What lies in the future cup

Written By Deepak Narayanan | Updated:

New-look India’s biggest challenge may not be Sri Lanka or Zimbabwe, but convincing fans back home that life after the Sachins and Dravids may not be as scary as it seems.

What was an Indian cricket fan’s biggest nightmare midway through this extremely fruitful decade?

A fair guess would involve a playing XI not including Sachin Tendulkar, Rahul Dravid, Sourav Ganguly or VVS Laxman up against a fearsomely nasty Australian attack on a bouncy Perth track.

How, then, would said Indian cricket fan deal with a squad that’s missing not just these four legends, but also more recent luminaries such as Virender Sehwag, Gautam Gambhir, Mahendra Singh Dhoni, Yuvraj Singh, Harbhajan Singh or Zaheer Khan?

Will the television sets be turned on at all? Stuffed to the gills with non-stop action, first in the form of a never-ending Indian Premier League and then the disastrous World T20 campaign, will the 50-over format seem too slow, too long?

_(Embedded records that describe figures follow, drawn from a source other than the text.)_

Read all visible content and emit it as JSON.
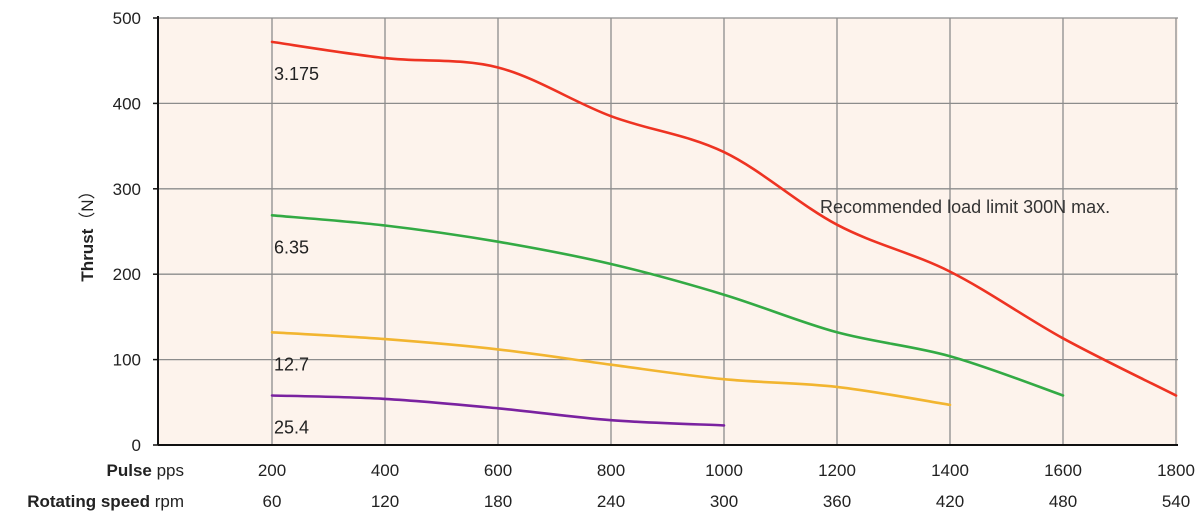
{
  "chart_data": {
    "type": "line",
    "ylabel": "Thrust（N）",
    "ylim": [
      0,
      500
    ],
    "yticks": [
      0,
      100,
      200,
      300,
      400,
      500
    ],
    "x_axes": [
      {
        "name_bold": "Pulse",
        "unit": "pps",
        "ticks": [
          "200",
          "400",
          "600",
          "800",
          "1000",
          "1200",
          "1400",
          "1600",
          "1800"
        ]
      },
      {
        "name_bold": "Rotating speed",
        "unit": "rpm",
        "ticks": [
          "60",
          "120",
          "180",
          "240",
          "300",
          "360",
          "420",
          "480",
          "540"
        ]
      }
    ],
    "xlim": [
      200,
      1800
    ],
    "grid": true,
    "background": "#fdf3ec",
    "grid_color": "#8c8c8c",
    "annotation": "Recommended load limit 300N max.",
    "series": [
      {
        "name": "3.175",
        "color": "#ee3322",
        "points": [
          [
            200,
            472
          ],
          [
            400,
            453
          ],
          [
            600,
            442
          ],
          [
            800,
            385
          ],
          [
            1000,
            343
          ],
          [
            1200,
            258
          ],
          [
            1400,
            203
          ],
          [
            1600,
            125
          ],
          [
            1800,
            58
          ]
        ]
      },
      {
        "name": "6.35",
        "color": "#33aa44",
        "points": [
          [
            200,
            269
          ],
          [
            400,
            257
          ],
          [
            600,
            238
          ],
          [
            800,
            212
          ],
          [
            1000,
            176
          ],
          [
            1200,
            132
          ],
          [
            1400,
            104
          ],
          [
            1600,
            58
          ]
        ]
      },
      {
        "name": "12.7",
        "color": "#f2b530",
        "points": [
          [
            200,
            132
          ],
          [
            400,
            124
          ],
          [
            600,
            112
          ],
          [
            800,
            94
          ],
          [
            1000,
            77
          ],
          [
            1200,
            68
          ],
          [
            1400,
            47
          ]
        ]
      },
      {
        "name": "25.4",
        "color": "#7a22a0",
        "points": [
          [
            200,
            58
          ],
          [
            400,
            54
          ],
          [
            600,
            43
          ],
          [
            800,
            29
          ],
          [
            1000,
            23
          ]
        ]
      }
    ]
  }
}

These, and a few other questions, should be answered when the second-string Indians take on the new-look Sri Lankans and unglamorous Zimbabweans in a tri-series that could aptly have been named the ‘What Lies in the Future Cup’.

The Indian squad left for Zimbabwe on Tuesday evening, and Suresh Raina — addressing his first pre-tour press conference as India captain — was all smiles as he answered sundry questions put to him with various combinations of the words ‘promising’, ‘opportunity’ and ‘relaxed’.

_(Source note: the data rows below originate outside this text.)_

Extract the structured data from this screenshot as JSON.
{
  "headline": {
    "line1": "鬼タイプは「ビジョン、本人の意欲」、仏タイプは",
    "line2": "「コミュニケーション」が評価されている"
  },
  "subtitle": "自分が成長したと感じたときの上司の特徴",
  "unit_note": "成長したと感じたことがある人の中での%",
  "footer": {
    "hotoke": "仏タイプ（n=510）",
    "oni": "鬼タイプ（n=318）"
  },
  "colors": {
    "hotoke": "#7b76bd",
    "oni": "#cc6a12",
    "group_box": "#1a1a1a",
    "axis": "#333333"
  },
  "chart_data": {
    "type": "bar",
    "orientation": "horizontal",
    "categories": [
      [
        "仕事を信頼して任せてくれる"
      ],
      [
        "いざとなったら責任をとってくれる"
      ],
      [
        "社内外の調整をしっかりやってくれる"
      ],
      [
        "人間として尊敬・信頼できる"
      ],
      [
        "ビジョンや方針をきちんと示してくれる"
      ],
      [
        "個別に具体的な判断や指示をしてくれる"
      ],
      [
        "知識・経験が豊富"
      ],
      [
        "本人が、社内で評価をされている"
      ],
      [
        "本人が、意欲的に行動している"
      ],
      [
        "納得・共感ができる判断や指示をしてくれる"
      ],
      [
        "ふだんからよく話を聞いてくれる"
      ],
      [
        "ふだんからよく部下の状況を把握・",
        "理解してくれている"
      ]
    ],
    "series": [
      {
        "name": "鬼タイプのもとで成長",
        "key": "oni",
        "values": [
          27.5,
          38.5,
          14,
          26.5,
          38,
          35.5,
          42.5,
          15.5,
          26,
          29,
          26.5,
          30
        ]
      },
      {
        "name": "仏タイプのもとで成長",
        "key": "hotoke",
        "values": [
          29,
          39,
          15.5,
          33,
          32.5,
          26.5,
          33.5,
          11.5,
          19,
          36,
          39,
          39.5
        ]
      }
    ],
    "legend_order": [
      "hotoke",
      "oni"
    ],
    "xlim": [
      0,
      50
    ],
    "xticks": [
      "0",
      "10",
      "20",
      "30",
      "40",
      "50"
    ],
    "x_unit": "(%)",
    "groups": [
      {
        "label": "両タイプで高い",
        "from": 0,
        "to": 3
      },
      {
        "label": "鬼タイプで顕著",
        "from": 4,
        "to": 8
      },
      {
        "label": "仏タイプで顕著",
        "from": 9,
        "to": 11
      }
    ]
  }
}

He promised that the team would give it their all. “If we put up 250 on the board, it will seem like 290,” he said, explaining that the squad was ‘young’ and ‘fit’. It’s unlikely that he was taking a dig at the seniors, some of whom recently found themselves on the wrong side of a fitness controversy.

He said that the team would do well as they had a lot to prove and the opportunity they had now wasn’t one that came along too often, that each of the 15-member squad would be out there to prove they had earned the right to wear the India jersey with compelling performances in domestic cricket and in the IPL.

He also denied that there was pressure of any kind, that the tour wasn’t the double-edged sword that people were making it out to be: Win and it’s no big deal, but lose and you’ll be taken to the cleaners. His confidence was infectious — “Keep it simple is the advice I’ve got from (Mahendra Singh) Dhoni” — but will they cop no flak if they, for example, lose a game to Zimbabwe?

“This team’s strength is in the fast bowlers, and the spinners and the batting line-up,” he said when asked to list his team’s strengths, “and the fielding.” And weaknesses? “There are none. I like to think positive,” Raina smiled. Despite probable pitfalls, this team’s biggest challenge will not be how they square up against some of Lankan young guns or how they turn on the style against the unfancied, and slightly underrated, Zimbabweans. Their real challenge will be convincing people back home (at least those who are watching) that the future of Indian cricket, one without today’s household names, isn’t as scary as it sometimes seems.